Contact Haverford Clerk Columnist Tay Levine at email@example.com for any and all input, whatever form it may take. Submissions will always remain confidential.
“We do not see things as they are. We see things as we are.”— Rabbi Shemuel ben Nachmani, as quoted in the Talmudic tractate Berakhot
My mom paints watercolors. She can visualize images better than anyone in my family. My sister started to dance early in her life and if it were not for torn ligaments in her knee, would probably still be giving me the chills with her choreography. My brother is made of logic and analytics. My father and I write. I wish I could have all of their talents. I was born in the morning, 9AM but eerily dark. A little light shone through the crack in the doorway and from the bathroom in the hospital. I very quickly learned how to speak. Once I learned to write, my fingers would draw letters in the air all day for years. I was spit out into a world with which I had to no choice, and I believe that since then I have been in constant need to find my words. My words, which are no one else’s, and which might give me some understanding as to why this is all happening.
What else is there to life? Our own perspective alters everything we do in life. As I write this piece, it is September 11th, a 15 year mark from a day that wreaked havoc in New York City. Yesterday, September 10th, was World Suicide Prevention Day. What a weekend, am I right? Yet at the same time, our days this weekend all differed drastically in respect to the awareness we had of these dates. Our perspective is the way we experience daily life. Our predispositions and mental “check lists” are all different. We are, in the ways we process the world, incomparable. You will get to know who I am and the way I view my world at a later date. But, I will divulge that perspective is a hard topic for me. Self-awareness has been a relevant factor to my overall mental health since my brain started to suppress memories. This leaves me at a disadvantage when trying to get perspective on my emotions.
What am I talking about? Someone’s paying attention. One in five people in the world are considered to have some form of mental illness or disease. At Haverford, that means there are probably around 230 of us who have, at one point in their life, been told they have a mood disorder, an anxiety disorder, an attention disorder, had a stroke, a Parkinson’s or Alzheimer’s gene, cerebral palsy, or a textbook-sized list of other mental and neurological ailments. And alas, for a number of us, one mental illness was just not quite enough for our little brains.

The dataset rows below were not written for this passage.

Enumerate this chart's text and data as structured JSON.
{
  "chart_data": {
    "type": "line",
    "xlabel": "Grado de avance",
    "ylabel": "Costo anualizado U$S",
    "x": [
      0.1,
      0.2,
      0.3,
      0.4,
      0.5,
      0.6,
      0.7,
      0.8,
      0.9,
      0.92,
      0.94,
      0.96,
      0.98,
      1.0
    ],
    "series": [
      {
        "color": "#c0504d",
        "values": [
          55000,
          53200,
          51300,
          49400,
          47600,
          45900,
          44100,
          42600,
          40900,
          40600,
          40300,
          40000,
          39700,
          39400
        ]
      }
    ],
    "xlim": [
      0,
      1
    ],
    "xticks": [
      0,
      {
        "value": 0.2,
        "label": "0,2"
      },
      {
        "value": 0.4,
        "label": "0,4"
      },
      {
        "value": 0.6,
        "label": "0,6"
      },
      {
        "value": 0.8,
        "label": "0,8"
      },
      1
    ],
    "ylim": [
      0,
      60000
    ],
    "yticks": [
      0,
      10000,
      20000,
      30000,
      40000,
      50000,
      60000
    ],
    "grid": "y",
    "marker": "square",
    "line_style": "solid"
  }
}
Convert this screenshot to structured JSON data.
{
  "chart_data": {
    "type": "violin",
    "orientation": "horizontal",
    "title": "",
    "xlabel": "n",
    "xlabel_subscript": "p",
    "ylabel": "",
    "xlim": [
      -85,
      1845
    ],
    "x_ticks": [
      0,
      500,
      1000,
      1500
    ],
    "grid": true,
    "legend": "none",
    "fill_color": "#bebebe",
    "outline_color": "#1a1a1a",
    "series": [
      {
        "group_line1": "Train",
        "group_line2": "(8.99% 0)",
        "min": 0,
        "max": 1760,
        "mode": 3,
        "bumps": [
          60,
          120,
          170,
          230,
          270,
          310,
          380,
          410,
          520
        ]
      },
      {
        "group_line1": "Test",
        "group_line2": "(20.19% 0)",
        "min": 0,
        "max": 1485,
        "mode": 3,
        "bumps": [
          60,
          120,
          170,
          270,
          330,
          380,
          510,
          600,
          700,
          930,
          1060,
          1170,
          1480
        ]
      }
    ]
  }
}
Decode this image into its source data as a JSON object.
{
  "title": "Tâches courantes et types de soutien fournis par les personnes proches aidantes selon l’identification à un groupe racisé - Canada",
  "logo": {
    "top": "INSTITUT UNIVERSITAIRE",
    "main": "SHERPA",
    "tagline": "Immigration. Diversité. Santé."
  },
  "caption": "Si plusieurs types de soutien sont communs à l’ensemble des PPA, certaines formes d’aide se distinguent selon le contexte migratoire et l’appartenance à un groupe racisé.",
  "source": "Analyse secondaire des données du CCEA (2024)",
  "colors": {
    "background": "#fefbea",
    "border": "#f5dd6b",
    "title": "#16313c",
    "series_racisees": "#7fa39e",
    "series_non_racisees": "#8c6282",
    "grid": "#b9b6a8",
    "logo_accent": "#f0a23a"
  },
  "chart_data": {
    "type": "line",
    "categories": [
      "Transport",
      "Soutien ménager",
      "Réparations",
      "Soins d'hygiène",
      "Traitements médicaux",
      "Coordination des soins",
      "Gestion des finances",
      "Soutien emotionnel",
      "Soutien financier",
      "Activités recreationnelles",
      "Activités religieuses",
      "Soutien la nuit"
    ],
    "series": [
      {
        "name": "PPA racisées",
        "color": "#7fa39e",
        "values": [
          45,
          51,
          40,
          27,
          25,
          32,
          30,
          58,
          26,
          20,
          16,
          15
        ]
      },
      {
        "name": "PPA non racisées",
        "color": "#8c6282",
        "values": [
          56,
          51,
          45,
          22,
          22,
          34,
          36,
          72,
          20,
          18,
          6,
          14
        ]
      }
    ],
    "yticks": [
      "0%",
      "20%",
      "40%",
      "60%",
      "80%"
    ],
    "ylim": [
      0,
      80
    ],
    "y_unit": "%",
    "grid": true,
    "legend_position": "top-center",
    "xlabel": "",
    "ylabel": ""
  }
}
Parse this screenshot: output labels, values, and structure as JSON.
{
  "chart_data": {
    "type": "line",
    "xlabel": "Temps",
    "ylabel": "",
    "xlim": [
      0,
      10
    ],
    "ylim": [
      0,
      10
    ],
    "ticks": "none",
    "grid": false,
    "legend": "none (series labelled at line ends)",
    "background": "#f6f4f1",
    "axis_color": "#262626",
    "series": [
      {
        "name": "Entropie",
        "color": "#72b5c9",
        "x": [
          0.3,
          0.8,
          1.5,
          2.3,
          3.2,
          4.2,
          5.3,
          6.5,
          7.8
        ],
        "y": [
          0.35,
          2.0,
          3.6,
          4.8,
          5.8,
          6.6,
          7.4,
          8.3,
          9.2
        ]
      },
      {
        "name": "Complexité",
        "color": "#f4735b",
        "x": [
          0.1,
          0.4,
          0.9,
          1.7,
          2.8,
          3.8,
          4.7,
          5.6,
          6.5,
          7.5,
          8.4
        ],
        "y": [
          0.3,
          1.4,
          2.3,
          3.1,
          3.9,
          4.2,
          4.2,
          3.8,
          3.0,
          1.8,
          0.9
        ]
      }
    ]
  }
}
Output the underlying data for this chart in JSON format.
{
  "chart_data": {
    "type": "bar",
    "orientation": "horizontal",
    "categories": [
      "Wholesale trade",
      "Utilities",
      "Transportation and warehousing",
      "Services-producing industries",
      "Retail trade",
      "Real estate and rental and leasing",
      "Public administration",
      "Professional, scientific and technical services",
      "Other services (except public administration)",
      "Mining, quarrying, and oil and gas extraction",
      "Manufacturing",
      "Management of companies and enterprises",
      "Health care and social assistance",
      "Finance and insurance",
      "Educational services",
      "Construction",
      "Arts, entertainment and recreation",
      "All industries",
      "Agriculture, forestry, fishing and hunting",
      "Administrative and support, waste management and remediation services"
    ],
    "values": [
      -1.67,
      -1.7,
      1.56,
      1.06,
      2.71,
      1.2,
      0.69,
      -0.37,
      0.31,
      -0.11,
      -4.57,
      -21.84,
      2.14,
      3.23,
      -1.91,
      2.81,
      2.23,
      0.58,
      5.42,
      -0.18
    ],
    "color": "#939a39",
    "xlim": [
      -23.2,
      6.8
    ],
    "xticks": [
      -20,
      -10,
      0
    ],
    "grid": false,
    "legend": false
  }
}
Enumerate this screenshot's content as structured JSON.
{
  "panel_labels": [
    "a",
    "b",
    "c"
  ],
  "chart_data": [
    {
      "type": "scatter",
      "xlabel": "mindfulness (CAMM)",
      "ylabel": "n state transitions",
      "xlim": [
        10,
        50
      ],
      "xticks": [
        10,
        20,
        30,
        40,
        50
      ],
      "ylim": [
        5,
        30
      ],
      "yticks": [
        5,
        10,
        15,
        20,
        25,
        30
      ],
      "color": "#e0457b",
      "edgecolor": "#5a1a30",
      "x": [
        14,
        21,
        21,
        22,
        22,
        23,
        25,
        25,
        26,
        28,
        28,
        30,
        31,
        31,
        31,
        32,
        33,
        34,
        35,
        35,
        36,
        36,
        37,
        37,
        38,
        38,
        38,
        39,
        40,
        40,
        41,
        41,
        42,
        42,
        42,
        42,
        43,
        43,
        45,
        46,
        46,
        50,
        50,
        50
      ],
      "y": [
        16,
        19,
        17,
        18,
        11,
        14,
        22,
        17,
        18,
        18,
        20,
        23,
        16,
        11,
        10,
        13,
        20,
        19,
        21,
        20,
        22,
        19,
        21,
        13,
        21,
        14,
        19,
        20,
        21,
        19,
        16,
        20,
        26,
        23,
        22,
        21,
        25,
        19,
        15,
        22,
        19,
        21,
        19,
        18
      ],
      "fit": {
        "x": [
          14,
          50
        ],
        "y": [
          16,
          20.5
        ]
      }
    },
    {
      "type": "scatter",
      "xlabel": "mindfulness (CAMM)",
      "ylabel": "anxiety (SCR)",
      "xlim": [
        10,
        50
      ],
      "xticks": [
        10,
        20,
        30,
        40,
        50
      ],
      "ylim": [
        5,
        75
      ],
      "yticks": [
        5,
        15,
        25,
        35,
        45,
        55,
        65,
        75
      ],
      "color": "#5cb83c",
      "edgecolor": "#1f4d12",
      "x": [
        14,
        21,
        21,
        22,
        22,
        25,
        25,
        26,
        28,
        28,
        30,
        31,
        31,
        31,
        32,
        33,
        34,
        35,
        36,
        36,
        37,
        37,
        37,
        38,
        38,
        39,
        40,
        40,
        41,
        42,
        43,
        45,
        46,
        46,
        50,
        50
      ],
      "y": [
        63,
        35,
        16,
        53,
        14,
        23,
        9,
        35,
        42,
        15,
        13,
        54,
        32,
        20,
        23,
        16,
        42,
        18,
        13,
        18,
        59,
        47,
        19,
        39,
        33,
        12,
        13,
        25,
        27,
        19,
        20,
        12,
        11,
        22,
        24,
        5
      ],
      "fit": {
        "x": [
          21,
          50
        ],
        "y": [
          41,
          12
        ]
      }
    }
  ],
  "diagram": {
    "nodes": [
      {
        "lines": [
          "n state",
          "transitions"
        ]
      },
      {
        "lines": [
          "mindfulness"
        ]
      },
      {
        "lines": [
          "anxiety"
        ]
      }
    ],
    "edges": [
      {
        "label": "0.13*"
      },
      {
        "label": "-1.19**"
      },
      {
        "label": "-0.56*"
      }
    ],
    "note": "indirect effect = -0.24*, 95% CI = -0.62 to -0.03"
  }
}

Handle With Care will be a piece dedicated to Fords with mental illness. However, whether or not you are a part of that one in five, Handle With Care seeks to give Fords a reminder of, for lack of better words, the things worth living for. This can happen in a myriad of ways. One goal of this column is to share with readers the things that make all of our lives worth living. I seek to do this in any and every way that seems most familiar for those who wish to share. Submit a list of things that make you happy or make your life beautiful. This is a great exercise to do over the course of a few weeks or a month, so don’t feel rushed, but when you are ready, my email is open. Make this list for you. And stay tuned for my list later.
But what gives me the knowledge or position to remind you that you are worthwhile? First of all, I hope that you can remind me what makes life here most meaningful to you. Submit, submit, submit. In my opinion, I have no place to be the pathfinder on these issues. At the same time, I do desire that this column will stay with you if ever a reason need to be given. My experience with mental illness, like many of us, began in my home. Either through compliance to certain behaviors displayed by my family, rejection of other behaviors around me as a child, genetics, or a combination of the three, I (and we all) have grown up with certain feelings and experiences related to mental illness.
I also recognize that there still exists a delay for some people between the appearance of their symptoms and when they receive treatment for these symptoms. For some of you, a diagnosis has not been (and possibly need not be) given to you by a psychiatrist. Know that the challenges you overcome are no less significant because a human being has not diagnosed you.
As previously mentioned, Handle With Care is a piece that is meant to apply to all. Lets face it, the degree of my depression on any given day is likely to compare relatively to that of others who have never even seen a therapist. I would like to believe that, as unfortunate as it might be, mental illness is something everyone is partially familiar with. If that is true, then Handle With Care is truly just a column about making life suck a little less for all of us.